Smith helped found a group chapter in Prince George’s, and began working with the Stephanie Roper Foundation, an Upper Marlboro victims’ rights organization named after a girl slain in Prince George’s County. Smith volunteered, accompanying crime victims and relatives of murder victims to court hearings, giving them his support and telling them what they could expect in court.

At the courthouse, Smith met Paul Oliver, 70, a retired D.C. police officer who also volunteers helping crime victims. Oliver has endured more than his share of violent crime: His stepson, Brian Haber, was killed in November 1997, when he was punched and fell on his head outside a Lanham sports bar. In addition to Haber’s death, Oliver has lost a brother, a brother-in-law and his stepson’s roommate to homicide. All were killed in Maryland.

Smith, who lives with his wife in Cheverly, continued to work full time for a District technology firm while volunteering, but he still had energy to spare. Last October, he took Meredith’s glass-carving class. A year and a half earlier, in May 1998, Smith had for the first time visited the law enforcement officer’s memorial in the District, which lists the names of slain officers from throughout the country.

While taking Meredith’s class, the idea came to him–why not do a memorial for Prince George’s homicide victims? During a meeting with officials from the Prince George’s state’s attorney’s office and crime advocates, Smith put out the idea and was encouraged to follow it through.

From the Maryland governor’s office of victims’ assistance, Smith obtained the names of 800 murder victims from Prince George’s, Howard, Talbot, Frederick, Howard and Baltimore counties and Baltimore City (the central region, as defined by the office). Smith expanded his idea to include the other jurisdictions.

Smith told Meredith about his idea and, despite his lack of experience as a glass carver, went to work in the basement area of Meredith’s glass shop. Meredith might have tried to persuade another novice to scale down the project. Not so with Smith. “When Oliver gets something in his head, it’s there,” she said. “Once the train gets moving, it’s not stopping.”

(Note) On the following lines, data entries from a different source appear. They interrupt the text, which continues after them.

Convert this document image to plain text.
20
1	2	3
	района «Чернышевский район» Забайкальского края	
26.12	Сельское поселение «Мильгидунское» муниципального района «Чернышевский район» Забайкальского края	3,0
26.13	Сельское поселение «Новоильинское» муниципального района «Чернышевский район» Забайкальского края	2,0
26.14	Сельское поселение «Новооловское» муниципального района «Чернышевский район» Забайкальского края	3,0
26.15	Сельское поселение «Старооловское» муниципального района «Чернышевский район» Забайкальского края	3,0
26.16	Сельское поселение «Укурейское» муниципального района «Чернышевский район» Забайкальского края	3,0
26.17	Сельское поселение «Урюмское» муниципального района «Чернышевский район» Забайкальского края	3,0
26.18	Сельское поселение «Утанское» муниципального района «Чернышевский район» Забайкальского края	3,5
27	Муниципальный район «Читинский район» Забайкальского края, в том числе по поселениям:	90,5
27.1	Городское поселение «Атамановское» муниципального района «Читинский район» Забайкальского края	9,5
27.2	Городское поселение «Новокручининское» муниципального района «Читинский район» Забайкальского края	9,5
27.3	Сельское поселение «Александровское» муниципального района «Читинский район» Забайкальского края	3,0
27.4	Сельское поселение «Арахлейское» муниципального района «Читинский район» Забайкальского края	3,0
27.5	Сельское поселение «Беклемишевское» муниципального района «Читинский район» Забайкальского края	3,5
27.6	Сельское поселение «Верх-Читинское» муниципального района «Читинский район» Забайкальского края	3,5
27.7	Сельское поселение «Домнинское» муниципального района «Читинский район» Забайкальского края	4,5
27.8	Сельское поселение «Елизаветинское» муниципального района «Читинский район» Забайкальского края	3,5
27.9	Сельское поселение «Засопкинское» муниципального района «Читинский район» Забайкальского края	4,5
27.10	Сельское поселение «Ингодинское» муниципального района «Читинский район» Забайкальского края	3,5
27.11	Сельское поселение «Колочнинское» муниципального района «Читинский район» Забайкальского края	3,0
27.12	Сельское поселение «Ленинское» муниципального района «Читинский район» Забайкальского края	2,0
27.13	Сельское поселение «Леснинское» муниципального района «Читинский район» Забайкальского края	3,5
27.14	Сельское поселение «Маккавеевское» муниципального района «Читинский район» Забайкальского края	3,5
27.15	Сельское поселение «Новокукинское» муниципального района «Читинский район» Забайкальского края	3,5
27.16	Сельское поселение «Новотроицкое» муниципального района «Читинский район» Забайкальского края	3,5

Working on the project has brought Smith closer to other survivors of violent crime and helped restore some of the faith he had lost in his fellow man.

When Paul Oliver heard about the project, he jumped in, volunteering his time and buying some of the materials. Oliver carved into the memorial the names of the four people who have been close to him who were slain. Others helped. Smith’s wife created the template for the names that were carved into the glass, printing them out from her computer. Glass Distributors in Bladensburg sold him glass at below the wholesale price, Smith said.

Meredith donated the use of her store’s work space, which is usually rented at an hourly rate, telling Smith, “We may not have a lot of money, but we have a lot of heart.” The gesture saved Smith hundreds of dollars, perhaps more.

Soon, the memorial will be mounted inside the Fran Barnes room (349M) in the Prince George’s courthouse. The room, named after a former investigator for the state’s attorney’s office who died last year, is used as a waiting area for prosecution witnesses.

Smith was touched by all the help he received for the project. “I guess there are still a lot of nice people in the world,” he said.

And he vowed to continue updating the memorial, adding names as survivors of homicide victims register with the governor’s victims’ assistance office. “As long as I’m alive and they keep sending in the names, I’ll keep doing this,” Smith said.